The tension was palpable in her wake, and a few guests made their way to the door. Paula followed suit, clearly done with the night’s drama.
Dad deflated, dragging remorseful eyes to Mom. “I know. I have to apologize.”
“You argued with a five-foot septuagenarian,” she said. “It makes you look like a bully.”
“Fine.” He loaded his sack of tree markers onto his shoulder and went after Margaret.
Mom nudged my shoulder. “You’d better go too. He’s not good with apologies, and she’s likely to get him going again.”
Cookie pulled fuzzy mittens over her hands and tugged a knit cap onto her puffy white hair. “I’ll go with you.” She put a to-go cookie in her purse.
I delivered the requested whoopie pies to several tables, then grabbed my coat.
Night had fallen outside, catching me briefly off guard. Twinkle lights illuminated the seemingly endless rows of snow-dusted evergreens.
Children huddled around the reindeer as the keeper, Mr. Fleece, told them stories about the magic needed to fly. Mr. Fleece didn’t look nearly as happy as his audience. I supposed that was a result of his earlier run-in with Margaret Fenwick.

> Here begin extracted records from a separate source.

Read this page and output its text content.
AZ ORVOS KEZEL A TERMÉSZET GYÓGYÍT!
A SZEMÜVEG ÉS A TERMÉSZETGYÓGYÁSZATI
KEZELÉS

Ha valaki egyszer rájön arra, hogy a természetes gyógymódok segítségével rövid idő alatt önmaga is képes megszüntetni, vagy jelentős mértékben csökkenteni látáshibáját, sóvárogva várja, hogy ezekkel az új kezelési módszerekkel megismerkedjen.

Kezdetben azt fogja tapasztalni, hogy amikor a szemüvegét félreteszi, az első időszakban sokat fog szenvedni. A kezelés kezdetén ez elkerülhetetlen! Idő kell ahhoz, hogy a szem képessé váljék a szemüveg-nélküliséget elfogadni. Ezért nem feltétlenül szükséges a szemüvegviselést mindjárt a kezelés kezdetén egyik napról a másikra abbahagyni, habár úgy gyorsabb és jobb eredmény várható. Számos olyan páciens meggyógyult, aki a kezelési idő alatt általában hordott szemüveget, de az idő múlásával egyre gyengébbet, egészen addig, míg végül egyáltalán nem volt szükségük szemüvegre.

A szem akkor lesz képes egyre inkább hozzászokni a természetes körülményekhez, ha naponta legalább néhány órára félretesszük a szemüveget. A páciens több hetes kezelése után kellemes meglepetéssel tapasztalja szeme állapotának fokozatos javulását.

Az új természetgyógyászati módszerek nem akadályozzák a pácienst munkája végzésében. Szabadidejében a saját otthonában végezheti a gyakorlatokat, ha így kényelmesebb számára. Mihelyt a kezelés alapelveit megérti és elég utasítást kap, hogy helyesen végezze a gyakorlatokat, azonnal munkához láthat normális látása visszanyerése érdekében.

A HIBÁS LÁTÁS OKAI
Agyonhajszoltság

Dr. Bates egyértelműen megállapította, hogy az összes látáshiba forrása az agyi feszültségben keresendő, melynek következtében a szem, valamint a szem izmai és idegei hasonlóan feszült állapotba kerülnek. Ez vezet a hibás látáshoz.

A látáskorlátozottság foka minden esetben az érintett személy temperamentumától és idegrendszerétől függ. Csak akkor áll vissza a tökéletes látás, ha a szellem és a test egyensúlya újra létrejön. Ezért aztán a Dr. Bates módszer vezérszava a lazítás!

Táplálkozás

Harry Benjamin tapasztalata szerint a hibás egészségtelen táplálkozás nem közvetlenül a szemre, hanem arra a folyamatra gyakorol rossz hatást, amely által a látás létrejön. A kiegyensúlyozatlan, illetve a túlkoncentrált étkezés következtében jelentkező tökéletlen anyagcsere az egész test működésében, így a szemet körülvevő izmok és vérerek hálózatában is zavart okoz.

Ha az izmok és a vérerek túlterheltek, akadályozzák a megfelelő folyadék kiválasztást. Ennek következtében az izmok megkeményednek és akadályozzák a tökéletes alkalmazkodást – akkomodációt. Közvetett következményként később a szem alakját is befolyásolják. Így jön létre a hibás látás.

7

Cookie rubbed her mitten-cloaked hands against her coat sleeves. “Where are they? It’s freezing?”
“I don’t know.” I peered into the distance, scanning every direction for signs of my dad, who normally stood head and shoulders above the crowd.
A horse pranced away in the distance, pulling a great white sleigh in its wake. “Maybe she decided to take a sleigh ride,” I said.